AIA Austin Homes Tour
A giant screened porch connected to the main living room (and featuring a fireplace with ceramic balls) was the star of this gorgeous Rollingwood home. (Photo by Tobin Davies Photography)

Rollingwood Residence | Virtual only

Architect: Lake | Flato Architects
District: Rollingwood

A giant screened porch connected to the main living room (and featuring a fireplace with ceramic balls) was the star of this gorgeous Rollingwood home. The gabled floating roof follows the slope of the terrain and guides the views down the hill to a dry creek, private gathering spaces, and an amphitheater.

AIA Austin Homes Tour
Skylights allow the Inverse home to be filled with light and color. (Photo by Tobin Davies Photography)

Reverse house | In person and virtual

Architect: Matt Fajkus Architecture
District: Davenport Ranch

Guests enter this house in the public space: a kitchen and a bright living room. Reversing expectations, the private spaces are located downstairs. Skylights allowed the house to be filled with changing colors.

AIA Austin Homes Tour
The Lean On Me house tries to bring in the outdoors. (Photo by Tobin Davies Photography)

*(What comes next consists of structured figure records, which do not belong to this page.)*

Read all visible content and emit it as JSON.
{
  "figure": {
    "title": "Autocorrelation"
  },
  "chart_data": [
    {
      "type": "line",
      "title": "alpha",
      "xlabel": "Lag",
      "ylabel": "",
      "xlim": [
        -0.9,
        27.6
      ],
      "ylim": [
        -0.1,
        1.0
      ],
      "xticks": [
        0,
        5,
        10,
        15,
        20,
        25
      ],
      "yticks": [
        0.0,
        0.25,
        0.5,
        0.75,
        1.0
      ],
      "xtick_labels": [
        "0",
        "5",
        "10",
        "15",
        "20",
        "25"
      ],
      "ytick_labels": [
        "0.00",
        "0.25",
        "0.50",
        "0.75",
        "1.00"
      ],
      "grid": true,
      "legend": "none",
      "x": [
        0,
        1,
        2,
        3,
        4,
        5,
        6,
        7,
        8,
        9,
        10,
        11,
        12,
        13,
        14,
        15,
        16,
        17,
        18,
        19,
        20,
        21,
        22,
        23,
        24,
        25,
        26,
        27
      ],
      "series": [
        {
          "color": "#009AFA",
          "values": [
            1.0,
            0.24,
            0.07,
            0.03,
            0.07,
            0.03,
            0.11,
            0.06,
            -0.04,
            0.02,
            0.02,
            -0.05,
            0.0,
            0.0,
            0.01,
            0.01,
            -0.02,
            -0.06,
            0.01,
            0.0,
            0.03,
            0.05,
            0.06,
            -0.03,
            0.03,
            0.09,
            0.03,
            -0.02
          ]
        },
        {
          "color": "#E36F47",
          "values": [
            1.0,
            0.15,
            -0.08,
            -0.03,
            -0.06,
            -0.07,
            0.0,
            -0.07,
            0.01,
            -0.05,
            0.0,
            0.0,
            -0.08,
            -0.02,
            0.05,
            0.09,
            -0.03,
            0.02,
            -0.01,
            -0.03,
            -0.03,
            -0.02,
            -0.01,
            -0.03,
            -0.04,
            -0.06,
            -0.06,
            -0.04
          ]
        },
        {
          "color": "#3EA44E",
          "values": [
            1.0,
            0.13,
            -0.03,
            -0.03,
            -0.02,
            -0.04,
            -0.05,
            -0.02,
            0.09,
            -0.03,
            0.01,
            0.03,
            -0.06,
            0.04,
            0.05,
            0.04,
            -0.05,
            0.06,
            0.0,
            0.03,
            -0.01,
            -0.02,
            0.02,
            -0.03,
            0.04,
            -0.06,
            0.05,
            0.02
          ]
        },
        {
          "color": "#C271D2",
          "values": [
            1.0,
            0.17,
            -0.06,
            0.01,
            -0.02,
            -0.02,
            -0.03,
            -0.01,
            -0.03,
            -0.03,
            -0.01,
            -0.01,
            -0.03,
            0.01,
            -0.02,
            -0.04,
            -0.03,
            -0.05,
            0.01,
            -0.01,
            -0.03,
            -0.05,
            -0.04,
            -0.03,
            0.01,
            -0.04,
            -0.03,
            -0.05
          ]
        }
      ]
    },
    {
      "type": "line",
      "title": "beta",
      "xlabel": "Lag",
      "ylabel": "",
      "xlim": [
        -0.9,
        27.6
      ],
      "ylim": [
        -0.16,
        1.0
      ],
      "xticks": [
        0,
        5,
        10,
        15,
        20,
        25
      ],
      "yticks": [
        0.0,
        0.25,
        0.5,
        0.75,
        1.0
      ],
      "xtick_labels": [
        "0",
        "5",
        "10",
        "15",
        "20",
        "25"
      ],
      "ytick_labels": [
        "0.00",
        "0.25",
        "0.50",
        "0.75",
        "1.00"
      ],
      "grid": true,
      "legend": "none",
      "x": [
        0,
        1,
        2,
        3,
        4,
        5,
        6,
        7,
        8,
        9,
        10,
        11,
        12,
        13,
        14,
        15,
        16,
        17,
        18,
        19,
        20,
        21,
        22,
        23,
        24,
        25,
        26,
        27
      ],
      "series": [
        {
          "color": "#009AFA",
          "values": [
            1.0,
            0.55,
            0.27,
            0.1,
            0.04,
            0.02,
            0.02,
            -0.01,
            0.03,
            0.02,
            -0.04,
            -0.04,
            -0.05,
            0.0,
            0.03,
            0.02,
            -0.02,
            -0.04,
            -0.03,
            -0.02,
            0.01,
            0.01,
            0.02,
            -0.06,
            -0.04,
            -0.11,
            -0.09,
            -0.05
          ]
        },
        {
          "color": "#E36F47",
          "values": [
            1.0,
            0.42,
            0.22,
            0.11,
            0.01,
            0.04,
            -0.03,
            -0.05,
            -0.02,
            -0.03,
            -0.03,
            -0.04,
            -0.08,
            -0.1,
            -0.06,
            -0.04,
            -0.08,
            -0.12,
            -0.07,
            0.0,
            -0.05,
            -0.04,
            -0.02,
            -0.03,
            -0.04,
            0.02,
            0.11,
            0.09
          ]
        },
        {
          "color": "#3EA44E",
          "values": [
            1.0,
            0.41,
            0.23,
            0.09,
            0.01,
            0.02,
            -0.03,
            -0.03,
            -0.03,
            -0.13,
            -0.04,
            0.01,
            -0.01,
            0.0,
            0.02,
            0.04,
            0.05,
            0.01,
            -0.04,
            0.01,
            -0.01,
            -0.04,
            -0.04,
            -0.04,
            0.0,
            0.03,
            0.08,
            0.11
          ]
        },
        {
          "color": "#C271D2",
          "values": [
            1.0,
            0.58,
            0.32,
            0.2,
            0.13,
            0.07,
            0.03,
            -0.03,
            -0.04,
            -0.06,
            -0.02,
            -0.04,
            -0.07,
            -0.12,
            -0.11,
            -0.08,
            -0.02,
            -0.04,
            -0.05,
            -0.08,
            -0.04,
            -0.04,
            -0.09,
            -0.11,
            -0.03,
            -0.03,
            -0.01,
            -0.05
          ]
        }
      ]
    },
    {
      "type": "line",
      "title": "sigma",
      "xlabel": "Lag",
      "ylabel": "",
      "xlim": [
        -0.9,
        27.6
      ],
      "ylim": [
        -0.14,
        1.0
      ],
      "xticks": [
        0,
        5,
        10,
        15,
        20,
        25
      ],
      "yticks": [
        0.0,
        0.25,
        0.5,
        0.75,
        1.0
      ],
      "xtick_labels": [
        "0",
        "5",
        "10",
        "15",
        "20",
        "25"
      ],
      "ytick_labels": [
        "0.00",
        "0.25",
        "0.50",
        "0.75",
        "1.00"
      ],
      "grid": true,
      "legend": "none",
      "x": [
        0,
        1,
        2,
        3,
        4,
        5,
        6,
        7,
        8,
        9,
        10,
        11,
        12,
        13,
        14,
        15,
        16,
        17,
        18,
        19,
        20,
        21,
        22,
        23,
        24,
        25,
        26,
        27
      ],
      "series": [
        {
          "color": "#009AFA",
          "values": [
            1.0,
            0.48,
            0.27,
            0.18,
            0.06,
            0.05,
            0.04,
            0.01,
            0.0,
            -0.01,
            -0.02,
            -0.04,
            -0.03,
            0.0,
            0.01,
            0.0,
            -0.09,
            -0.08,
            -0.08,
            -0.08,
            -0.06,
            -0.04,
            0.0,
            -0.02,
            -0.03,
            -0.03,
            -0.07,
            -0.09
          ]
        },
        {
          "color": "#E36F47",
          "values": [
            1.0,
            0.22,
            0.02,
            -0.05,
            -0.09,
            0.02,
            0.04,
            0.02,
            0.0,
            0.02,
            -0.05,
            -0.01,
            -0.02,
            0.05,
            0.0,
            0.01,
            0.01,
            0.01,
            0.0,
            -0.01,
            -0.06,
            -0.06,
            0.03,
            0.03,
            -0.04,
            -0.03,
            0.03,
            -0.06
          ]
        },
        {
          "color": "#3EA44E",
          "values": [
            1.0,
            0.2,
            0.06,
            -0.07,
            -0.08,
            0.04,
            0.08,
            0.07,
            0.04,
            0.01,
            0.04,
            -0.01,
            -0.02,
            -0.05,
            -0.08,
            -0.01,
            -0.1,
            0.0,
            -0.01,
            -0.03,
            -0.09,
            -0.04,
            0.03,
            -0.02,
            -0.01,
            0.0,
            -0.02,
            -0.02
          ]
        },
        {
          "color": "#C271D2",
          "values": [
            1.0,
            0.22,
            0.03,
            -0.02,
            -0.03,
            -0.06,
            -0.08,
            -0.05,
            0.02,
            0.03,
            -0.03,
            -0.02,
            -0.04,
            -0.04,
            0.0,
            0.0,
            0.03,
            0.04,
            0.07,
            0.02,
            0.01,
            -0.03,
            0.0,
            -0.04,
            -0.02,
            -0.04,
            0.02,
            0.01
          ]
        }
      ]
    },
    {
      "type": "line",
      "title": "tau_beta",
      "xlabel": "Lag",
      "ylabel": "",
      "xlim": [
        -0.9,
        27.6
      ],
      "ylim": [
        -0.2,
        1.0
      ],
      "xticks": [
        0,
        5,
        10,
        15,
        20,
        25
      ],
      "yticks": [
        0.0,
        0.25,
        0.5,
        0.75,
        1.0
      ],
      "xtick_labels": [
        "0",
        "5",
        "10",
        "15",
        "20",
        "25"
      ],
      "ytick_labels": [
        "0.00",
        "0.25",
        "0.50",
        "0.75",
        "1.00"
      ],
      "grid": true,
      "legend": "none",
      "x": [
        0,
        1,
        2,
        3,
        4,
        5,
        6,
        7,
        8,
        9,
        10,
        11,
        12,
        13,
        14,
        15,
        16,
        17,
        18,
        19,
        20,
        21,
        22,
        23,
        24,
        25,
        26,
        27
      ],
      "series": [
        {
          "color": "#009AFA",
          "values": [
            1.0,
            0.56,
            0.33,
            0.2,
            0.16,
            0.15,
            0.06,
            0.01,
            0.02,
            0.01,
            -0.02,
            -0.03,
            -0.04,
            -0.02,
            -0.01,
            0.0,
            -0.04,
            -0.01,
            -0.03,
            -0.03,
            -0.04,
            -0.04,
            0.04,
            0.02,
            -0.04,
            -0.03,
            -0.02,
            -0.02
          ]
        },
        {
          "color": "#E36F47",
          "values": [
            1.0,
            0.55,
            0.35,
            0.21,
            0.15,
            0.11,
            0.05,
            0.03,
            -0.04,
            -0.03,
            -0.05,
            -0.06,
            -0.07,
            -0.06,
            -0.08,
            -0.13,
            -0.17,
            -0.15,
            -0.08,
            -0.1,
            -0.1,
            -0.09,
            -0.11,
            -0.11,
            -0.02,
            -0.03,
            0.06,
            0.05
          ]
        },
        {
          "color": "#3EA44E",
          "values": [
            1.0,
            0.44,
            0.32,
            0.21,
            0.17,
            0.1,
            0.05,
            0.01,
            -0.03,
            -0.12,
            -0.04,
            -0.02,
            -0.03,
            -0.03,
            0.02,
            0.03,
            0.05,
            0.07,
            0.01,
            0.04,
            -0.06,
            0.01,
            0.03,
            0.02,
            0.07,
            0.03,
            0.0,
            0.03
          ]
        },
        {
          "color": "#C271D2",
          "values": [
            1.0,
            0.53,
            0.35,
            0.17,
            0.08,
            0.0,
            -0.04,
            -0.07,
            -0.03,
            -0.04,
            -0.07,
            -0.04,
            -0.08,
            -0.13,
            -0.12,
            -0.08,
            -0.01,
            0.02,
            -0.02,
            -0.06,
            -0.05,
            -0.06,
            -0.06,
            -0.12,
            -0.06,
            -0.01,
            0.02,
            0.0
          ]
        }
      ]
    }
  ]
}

Rely on me home | Virtual only

Architect: Studio Flèche Nord
District: Barton Creek habitat

It was a pleasure to hear Francisco Arrendondo talk about this project, which attempts to “bring in the outside” and “blur the line between inside and outside” with a stacked house on top of a hill. .

AIA Austin Homes Tour
The owners of this River Ranch home (on a seven-acre site) were inspired by the movie Out of Africa. (Photo by Tobin Davies Photography)

River Ranch | Virtual only

Architect: Hugh Jefferson Randolph Architects
District: Ruisseau des Cèdres

The owners of this house (on a seven acre lot) were inspired by the movie Outside of Africa. The resulting architecture, encompassing large living spaces and scale porches, allows them to connect with the natural environment.